Copyright 2021-2023 Nyx Audrey Angelo Iskandar
Manga Layout Analysis via Deep Learning is a deep learning automatic manga reading and analysis system.
π€ API
π Frontend
π Research Paper
Written below are the details of the research project.
Manga Layout Analysis via Deep Learning
- Gold @ Nanyang Research Programme 2021
- Best Presenter Award @ IRC-SET 2022
- Silver & 1st for Poster Presentation @ International Conference of Young Scientists (ICYS) 2022
- Silver @ Singapore Science & Engineering Fair (SSEF) 2022
Manga Layout Analysis via Deep Learning is an end-to-end system integration of instance segmentation (IS) models, novel algorithms, and optical character recognisers (M-OCRs) as a complete solution for the adaptation of manga into other media. An innovative and unified approach, this system combines the aforementioned deep learning tools into one process to contribute to document layout analysis concerning manga on which only limited research has been conducted, and aid Japanese companies adapt manga into anime and other media. This integrated system hence consists of IS models trained with the Manga109 dataset, algorithms leveraging the results of the IS models to analyse and evaluate the structure and semantics of manga, and Japanese hiragana and kanji M-OCRs trained with Kuzushiji-MNIST datasets. The IS models for text and frames built using Mask R-CNN and PointRend achieved mAP values of 0.93 and 0.95 respectively (IoU=0.5); for text, frames, and faces, the Mask R-CNN model achieved an mAP value of 0.90 (IoU=0.5). The ResNet-50 and ResNet-101 M-OCRs achieved high F1 scores of 0.89 and 0.90 respectively.

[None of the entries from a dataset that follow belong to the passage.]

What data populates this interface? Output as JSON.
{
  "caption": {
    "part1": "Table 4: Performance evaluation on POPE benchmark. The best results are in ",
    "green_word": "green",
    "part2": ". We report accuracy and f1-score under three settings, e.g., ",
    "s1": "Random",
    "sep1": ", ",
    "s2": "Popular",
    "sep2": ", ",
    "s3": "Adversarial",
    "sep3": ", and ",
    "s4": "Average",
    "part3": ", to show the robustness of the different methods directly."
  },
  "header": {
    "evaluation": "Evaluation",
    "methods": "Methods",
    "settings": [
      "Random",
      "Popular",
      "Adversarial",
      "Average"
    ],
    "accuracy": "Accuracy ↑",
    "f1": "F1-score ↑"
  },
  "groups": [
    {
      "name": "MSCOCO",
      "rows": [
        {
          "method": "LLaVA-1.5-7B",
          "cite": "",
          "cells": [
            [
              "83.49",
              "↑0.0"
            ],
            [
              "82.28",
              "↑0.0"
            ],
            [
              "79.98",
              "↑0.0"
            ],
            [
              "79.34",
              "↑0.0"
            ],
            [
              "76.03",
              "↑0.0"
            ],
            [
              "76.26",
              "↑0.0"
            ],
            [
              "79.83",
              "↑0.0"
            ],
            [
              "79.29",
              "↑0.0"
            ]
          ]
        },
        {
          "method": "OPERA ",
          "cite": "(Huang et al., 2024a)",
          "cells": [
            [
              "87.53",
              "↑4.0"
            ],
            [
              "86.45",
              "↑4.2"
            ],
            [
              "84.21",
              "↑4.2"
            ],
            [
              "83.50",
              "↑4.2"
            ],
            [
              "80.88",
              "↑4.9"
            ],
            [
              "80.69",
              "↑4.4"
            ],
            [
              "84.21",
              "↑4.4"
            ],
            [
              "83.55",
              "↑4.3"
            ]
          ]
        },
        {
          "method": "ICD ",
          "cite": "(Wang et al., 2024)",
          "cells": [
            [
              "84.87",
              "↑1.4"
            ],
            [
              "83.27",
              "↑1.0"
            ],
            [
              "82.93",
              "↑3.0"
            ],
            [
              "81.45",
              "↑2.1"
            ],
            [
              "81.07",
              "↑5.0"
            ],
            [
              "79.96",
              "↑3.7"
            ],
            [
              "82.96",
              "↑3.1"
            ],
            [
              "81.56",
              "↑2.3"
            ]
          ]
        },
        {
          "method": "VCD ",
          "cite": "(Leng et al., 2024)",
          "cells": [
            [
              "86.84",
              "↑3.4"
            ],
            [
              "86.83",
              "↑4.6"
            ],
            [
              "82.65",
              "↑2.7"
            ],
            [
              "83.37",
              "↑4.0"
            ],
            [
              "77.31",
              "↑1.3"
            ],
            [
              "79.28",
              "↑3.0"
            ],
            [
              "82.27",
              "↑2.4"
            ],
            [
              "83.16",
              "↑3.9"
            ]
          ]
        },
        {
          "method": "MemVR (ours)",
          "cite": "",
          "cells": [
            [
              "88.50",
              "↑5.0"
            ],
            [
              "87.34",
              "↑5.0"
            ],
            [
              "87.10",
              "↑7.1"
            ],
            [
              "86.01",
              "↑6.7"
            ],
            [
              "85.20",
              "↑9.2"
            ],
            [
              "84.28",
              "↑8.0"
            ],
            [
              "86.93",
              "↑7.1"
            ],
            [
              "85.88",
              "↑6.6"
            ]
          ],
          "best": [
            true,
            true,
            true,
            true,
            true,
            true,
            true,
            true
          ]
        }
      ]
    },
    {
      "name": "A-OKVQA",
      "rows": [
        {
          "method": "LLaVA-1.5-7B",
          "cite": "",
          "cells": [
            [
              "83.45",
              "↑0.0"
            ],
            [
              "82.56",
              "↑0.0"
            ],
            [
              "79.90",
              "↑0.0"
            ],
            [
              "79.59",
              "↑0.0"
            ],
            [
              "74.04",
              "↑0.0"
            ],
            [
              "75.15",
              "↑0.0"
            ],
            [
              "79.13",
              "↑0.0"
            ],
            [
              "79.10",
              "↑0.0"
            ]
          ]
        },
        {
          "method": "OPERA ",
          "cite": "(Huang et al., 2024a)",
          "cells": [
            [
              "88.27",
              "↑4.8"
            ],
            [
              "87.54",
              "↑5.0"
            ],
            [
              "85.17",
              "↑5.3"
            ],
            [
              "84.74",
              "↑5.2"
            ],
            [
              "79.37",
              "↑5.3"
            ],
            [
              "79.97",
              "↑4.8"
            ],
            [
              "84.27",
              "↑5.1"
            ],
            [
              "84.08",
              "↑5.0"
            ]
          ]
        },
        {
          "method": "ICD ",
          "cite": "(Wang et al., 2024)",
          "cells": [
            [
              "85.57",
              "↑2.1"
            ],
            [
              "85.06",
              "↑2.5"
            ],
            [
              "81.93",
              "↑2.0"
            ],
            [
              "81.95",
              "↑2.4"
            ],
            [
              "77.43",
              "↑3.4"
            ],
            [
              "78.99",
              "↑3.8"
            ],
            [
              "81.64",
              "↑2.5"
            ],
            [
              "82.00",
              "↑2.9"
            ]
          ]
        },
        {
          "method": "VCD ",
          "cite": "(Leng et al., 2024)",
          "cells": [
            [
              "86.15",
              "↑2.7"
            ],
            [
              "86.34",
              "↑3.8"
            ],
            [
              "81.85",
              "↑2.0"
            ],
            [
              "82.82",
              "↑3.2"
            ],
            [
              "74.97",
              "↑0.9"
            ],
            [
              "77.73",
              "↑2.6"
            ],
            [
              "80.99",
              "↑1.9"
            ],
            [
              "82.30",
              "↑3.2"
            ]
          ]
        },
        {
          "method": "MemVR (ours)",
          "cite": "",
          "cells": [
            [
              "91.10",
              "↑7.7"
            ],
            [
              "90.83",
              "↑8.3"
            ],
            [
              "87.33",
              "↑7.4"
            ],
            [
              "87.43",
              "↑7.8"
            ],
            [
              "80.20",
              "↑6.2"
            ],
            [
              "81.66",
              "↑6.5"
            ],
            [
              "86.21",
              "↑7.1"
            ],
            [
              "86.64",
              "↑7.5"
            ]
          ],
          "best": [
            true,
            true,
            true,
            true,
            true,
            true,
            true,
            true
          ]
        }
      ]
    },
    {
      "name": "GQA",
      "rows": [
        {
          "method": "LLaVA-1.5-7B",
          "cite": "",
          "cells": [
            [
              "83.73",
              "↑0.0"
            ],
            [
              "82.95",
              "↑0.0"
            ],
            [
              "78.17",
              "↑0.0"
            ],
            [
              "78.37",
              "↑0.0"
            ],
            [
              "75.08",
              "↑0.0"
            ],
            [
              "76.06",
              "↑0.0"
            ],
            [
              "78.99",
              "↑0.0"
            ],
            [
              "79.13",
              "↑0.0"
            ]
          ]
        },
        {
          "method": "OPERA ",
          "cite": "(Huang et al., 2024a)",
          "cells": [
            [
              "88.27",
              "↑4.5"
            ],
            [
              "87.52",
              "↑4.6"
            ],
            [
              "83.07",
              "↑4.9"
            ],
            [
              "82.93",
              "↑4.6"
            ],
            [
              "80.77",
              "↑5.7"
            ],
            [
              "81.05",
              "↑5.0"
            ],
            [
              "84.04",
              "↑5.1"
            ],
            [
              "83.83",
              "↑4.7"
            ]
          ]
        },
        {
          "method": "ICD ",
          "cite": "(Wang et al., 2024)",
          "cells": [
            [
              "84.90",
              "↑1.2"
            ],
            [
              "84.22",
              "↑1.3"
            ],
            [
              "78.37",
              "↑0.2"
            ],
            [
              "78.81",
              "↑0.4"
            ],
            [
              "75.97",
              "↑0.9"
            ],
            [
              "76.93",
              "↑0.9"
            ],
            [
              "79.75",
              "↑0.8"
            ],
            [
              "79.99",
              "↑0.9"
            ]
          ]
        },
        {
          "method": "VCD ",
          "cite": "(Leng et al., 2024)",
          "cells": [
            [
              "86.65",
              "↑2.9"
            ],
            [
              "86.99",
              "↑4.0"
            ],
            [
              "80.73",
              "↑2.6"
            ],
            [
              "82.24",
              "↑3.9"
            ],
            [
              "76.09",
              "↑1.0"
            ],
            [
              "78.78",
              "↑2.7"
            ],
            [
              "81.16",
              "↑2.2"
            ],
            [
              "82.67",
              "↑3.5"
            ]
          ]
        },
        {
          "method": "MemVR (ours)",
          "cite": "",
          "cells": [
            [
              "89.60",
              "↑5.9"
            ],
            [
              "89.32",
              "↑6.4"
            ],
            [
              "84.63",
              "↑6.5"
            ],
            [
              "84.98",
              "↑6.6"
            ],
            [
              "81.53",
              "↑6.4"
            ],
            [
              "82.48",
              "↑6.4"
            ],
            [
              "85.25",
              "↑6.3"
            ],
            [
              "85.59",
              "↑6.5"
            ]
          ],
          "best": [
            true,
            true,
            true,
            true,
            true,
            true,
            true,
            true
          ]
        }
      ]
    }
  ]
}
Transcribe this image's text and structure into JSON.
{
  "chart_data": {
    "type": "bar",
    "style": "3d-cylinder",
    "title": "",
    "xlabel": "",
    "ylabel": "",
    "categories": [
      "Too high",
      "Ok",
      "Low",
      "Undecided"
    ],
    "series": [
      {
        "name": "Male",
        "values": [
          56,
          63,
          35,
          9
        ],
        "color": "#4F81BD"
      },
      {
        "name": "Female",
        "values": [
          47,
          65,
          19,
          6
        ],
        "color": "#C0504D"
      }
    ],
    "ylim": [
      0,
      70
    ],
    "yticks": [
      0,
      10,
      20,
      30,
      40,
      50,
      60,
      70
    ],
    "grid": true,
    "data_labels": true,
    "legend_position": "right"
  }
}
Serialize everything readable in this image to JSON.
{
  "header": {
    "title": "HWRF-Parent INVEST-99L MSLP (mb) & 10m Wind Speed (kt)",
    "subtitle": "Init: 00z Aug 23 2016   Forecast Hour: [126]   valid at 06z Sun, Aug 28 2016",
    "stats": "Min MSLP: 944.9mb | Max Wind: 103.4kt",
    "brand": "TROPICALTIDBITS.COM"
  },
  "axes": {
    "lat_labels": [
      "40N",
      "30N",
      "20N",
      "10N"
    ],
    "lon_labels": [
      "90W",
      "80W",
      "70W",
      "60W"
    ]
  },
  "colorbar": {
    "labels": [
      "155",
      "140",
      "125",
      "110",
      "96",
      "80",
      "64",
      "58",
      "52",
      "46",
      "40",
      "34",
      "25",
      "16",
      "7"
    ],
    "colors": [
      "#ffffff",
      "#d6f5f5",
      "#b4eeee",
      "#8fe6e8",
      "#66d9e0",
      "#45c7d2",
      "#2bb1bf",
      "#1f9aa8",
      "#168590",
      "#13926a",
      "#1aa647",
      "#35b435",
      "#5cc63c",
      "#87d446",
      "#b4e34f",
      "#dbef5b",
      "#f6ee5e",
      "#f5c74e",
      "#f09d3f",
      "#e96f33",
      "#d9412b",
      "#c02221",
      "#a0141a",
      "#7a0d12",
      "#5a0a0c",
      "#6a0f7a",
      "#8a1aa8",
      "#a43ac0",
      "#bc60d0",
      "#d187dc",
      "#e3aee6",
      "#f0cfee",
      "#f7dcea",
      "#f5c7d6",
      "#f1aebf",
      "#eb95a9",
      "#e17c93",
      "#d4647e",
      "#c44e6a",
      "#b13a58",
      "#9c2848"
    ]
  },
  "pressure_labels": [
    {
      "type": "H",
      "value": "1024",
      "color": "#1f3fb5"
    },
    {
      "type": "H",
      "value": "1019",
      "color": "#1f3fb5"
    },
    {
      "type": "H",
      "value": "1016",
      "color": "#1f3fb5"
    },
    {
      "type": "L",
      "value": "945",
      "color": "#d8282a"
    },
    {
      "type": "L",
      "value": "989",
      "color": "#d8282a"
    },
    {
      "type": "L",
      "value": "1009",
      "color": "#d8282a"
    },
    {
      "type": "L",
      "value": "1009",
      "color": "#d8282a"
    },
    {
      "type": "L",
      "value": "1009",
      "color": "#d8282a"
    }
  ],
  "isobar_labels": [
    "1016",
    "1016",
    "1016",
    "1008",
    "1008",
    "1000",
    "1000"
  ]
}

Listed below are the files and folders located in the root directory.
Train
Validation
IS[Mask_R_CNN]-3 (Manga109)_FTA_TOD.ipynb
main.ipynb
Outlined below are the details regarding the folders and files in the root directory.
Note: .ipynb
files were run on Google Colaboratory using a GPU.
Source code for training of IS and M-OCR models.
IS[Mask R-CNN]-3or2 (Manga109).ipynb
=>IS[Mask R-CNN]-3 (Manga109).h5
andIS[Mask R-CNN]-2 (Manga109).h5
IS[Mask R-CNN]-2 (manual).ipynb
=>IS[Mask R-CNN]-2 (manual).h5
IS[PointRend]-2 (manual).ipynb
=>IS[PointRend]-2 (manual)
M-OCR-ResNet-50or101.ipynb
=>M-OCR-ResNet-50.h5
andM-OCR-ResNet-101.h5
50 images of sample manga pages for validation of IS, FTA, and TOD.
Source code for testing IS[Mask R-CNN]-3 (Manga109), FTA, and TOD using images from Validation
.
Source code used during the live demonstration segment of my NRP Oral Presentation examination.